Top aviation military officials from the four services addressed Congress today on aviation readiness, all underscoring the urgent need for predictable budgets.
Army Maj. Gen. William K. Gayler, commanding general of the U.S. Army Aviation Center of Excellence and of Fort Rucker, Alabama; Lt. Gen. Mark C. Nowland, Air Force deputy chief of staff for operations; Lt. Gen. Steven R. Rudder, Marine Corps deputy commandant for aviation; and Navy Vice Adm. Mike Shoemaker, commander of Naval Air Forces, spoke on aviation readiness at a hearing of the House Armed Services Committee’s readiness subcommittee.
“Every hour of every day, airmen support homeland defense, deter aggression from abroad and provide a robust and reliable nuclear deterrent,” Nowland said.
However, the Air Force is quickly approaching an inflection point, he said, noting that 26 years of continuous operations have taken a toll on the force and adversaries are beginning to close the technological gap. The president’s budget for fiscal year 2018, he added, lays the foundation to restore readiness and increase joint lethality.
“But most importantly an approved budget with stable, predictable funding levels will build the bridge to the future,” he said. “Continuing resolutions and a return to the Budget Control Act measures reverse all the progress we’ve made to this point.”
Gayler said Army Aviation has provided an “unparalleled advantage” to the nation as a fundamental element of the joint force. “There’s no doubt that aviation will remain an essential element of any combat in the future,” he said.
Army Aviation units and soldiers have been tested routinely in a variety of harsh operational environments over the past 16 years and through it all, have performed magnificently, Gayler said.
“However,” he added, “force structure reductions, increased global requirements, funding uncertainty and the requirement to train our forces to a higher level of preparedness raise concerns about the overall future readiness of Army Aviation.”
Challenges in Naval Air
Consistent, predictable funding is “absolutely required” to improve readiness and quality of service in naval aviation, Shoemaker said. “Then we must buy back the readiness we’ve lost from years of resource-constrained budgets.”
To illustrate the challenges, he discussed the deployments of West Coast-based aircraft carriers.
“We are meeting the combatant commanders’ requirement for ready, lethal carriers and air wings forward, but at a tremendous cost to the readiness of our forces at home,” he said.
He described a “shell game” in moving various jets to equip the USS Carl Vinson, USS Nimitz and USS Theodore Roosevelt for their deployments this year. Once those jets are moved, non-deployed squadrons are left without an adequate number of assets to keep the aviators proficient and progressing toward career qualifications, he explained.

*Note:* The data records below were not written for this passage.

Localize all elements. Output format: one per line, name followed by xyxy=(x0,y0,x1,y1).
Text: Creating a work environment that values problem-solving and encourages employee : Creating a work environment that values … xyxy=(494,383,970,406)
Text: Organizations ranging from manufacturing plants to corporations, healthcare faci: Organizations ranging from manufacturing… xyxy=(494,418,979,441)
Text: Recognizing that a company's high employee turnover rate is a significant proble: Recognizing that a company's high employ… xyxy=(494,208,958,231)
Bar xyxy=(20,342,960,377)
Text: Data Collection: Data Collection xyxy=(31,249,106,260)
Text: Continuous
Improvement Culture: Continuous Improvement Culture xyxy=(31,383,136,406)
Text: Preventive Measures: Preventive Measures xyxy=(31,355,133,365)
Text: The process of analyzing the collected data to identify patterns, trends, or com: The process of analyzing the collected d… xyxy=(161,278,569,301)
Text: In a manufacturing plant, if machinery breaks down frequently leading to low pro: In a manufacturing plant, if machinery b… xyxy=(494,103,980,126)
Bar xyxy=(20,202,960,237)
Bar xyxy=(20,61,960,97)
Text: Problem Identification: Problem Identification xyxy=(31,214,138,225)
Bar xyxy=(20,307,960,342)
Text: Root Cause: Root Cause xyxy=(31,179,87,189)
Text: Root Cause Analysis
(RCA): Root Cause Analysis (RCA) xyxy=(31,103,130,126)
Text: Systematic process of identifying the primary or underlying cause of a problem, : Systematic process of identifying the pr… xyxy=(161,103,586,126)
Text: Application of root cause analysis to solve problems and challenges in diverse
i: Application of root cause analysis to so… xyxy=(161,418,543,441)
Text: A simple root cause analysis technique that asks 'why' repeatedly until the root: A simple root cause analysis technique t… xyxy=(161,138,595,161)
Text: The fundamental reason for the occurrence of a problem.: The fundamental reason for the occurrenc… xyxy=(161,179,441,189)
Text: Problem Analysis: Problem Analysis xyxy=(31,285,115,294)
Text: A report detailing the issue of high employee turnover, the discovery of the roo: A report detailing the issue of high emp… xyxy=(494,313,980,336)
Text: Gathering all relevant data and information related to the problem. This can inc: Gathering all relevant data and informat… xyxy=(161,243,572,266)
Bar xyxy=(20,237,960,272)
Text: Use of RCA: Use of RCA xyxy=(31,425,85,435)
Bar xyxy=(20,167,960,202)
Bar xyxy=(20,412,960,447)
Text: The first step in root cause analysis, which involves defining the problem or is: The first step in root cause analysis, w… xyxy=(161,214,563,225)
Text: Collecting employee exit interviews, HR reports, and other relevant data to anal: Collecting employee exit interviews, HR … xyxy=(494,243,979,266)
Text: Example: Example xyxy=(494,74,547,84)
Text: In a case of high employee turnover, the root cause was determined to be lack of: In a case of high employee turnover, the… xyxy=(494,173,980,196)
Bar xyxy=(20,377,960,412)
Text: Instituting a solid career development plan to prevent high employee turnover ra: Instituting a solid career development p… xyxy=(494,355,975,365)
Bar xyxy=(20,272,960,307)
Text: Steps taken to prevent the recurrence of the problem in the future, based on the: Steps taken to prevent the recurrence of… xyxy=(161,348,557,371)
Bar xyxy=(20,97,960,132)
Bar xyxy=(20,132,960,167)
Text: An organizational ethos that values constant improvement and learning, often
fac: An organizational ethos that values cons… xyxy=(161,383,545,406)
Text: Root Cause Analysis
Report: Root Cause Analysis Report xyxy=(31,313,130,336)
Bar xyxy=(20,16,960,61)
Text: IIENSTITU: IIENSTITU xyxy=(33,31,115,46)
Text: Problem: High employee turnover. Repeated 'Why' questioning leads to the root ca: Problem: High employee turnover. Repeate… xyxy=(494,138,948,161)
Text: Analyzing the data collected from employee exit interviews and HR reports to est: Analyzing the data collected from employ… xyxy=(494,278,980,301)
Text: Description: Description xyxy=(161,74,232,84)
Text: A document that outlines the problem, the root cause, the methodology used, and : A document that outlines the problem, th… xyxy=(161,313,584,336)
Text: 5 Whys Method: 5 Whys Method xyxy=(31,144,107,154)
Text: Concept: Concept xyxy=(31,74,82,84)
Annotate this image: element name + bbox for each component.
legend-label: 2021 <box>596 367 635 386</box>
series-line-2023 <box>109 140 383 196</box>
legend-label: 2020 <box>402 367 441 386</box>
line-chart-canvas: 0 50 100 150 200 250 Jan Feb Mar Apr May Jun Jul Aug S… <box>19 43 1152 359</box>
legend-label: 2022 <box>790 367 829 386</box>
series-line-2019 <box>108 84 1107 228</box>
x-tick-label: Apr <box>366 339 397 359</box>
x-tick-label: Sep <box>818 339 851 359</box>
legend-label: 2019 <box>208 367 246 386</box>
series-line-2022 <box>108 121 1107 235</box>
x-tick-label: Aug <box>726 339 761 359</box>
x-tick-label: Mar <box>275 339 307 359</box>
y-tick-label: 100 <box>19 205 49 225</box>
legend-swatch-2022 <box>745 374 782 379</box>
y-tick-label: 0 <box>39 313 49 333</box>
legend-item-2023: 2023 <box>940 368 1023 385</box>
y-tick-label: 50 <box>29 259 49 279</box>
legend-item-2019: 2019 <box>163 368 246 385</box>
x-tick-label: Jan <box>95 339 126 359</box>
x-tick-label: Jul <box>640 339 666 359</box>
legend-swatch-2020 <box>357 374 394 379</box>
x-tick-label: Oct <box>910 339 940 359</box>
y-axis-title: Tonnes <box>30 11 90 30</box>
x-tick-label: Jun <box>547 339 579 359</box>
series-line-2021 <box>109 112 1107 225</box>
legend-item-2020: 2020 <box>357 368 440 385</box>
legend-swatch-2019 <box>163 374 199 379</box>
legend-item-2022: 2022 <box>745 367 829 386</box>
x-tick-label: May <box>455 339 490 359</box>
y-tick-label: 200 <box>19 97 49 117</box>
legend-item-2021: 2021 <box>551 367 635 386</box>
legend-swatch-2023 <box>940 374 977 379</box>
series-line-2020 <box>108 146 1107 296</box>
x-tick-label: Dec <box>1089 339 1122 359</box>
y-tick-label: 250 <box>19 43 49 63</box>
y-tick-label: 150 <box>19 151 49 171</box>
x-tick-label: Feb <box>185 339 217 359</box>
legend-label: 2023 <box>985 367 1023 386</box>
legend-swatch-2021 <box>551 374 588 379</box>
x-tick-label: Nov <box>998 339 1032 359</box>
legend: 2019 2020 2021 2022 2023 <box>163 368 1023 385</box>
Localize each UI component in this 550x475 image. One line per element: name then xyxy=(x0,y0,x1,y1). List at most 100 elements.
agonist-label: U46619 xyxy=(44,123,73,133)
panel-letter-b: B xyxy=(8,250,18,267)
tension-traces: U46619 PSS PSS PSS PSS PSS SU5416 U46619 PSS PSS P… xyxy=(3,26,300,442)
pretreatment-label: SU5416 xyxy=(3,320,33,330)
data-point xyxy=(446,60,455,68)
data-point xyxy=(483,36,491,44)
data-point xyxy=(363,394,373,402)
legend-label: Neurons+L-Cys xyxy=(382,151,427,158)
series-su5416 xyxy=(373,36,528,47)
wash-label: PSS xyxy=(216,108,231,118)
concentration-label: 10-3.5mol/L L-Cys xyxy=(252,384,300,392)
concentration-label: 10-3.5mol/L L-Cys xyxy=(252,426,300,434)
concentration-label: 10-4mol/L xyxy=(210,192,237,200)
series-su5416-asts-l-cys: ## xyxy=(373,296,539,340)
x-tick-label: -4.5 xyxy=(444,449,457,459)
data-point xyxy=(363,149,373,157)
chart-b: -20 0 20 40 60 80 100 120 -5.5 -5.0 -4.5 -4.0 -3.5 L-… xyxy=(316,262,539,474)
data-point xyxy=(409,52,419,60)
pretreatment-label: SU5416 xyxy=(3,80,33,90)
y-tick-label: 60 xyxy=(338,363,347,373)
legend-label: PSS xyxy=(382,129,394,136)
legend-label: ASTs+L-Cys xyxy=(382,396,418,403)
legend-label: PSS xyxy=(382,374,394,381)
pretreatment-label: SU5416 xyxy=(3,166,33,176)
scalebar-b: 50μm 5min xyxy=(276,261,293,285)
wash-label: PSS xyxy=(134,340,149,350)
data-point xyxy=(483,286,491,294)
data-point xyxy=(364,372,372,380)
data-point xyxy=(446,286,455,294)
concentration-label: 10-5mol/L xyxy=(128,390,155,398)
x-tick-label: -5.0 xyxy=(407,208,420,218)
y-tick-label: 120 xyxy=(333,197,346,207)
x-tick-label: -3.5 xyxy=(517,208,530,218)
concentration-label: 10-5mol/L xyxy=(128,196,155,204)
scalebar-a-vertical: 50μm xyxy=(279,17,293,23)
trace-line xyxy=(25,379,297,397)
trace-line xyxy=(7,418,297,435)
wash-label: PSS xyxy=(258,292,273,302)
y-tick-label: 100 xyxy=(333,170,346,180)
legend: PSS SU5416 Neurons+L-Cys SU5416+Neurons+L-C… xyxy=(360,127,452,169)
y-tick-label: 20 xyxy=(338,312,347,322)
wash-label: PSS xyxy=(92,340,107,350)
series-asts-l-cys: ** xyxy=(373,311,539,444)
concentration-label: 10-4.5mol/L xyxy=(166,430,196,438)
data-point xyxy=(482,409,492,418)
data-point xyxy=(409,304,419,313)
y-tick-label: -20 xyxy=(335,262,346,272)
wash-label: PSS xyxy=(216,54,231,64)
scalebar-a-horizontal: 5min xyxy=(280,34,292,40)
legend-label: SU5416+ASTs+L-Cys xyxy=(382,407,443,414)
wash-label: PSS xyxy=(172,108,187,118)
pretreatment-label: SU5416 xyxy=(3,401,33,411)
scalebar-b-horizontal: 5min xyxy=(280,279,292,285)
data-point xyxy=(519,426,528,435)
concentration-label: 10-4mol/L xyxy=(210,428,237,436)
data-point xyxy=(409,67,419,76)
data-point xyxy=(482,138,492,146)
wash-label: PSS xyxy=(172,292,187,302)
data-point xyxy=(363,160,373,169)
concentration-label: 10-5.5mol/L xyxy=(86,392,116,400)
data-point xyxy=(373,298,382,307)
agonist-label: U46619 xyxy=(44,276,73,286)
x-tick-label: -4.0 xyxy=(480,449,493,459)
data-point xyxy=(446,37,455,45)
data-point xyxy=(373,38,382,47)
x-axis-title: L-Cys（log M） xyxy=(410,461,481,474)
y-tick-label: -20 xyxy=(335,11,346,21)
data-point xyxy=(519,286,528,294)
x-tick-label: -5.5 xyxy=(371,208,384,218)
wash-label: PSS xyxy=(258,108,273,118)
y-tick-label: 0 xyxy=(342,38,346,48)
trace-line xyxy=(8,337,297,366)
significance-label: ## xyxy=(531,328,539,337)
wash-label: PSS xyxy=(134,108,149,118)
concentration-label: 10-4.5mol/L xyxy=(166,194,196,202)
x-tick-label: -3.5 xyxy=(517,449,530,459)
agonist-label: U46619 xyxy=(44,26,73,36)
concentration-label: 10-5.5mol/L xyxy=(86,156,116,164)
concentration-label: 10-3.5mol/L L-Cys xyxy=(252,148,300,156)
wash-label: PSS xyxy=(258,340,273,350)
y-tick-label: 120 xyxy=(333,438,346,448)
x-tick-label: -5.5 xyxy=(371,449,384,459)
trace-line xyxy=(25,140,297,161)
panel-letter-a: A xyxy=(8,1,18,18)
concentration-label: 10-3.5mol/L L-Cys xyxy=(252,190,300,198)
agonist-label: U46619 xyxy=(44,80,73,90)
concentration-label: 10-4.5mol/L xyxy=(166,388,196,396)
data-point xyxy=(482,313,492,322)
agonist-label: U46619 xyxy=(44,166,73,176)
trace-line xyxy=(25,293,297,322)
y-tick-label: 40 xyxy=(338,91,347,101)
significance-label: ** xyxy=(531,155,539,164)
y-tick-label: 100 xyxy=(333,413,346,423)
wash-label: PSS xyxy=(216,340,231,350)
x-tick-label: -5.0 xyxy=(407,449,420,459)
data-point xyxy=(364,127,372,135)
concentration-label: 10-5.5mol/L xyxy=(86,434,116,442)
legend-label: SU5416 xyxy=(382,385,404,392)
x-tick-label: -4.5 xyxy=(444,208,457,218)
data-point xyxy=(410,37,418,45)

That has detrimental impacts on retention and experience levels, he said. In addition, parts had to be cannibalized from other jets, and hundreds of sailors had to be temporarily reassigned or have their sea duty extended.
Nation’s expeditionary force in readiness
Marine aviation readiness is improving, but fragile, Rudder saidThe readiness recovery of the Marine Corps lies in modernization and repair, he told the panel. He reiterated the need for consistent funding, and he highlighted the work of the men and women of the force who serve around the globe.
“The Marine Corps continues to be the nation’s expeditionary force in readiness, and Marine Aviation is prepared to surge and fight wherever you ask them to,” Rudder said.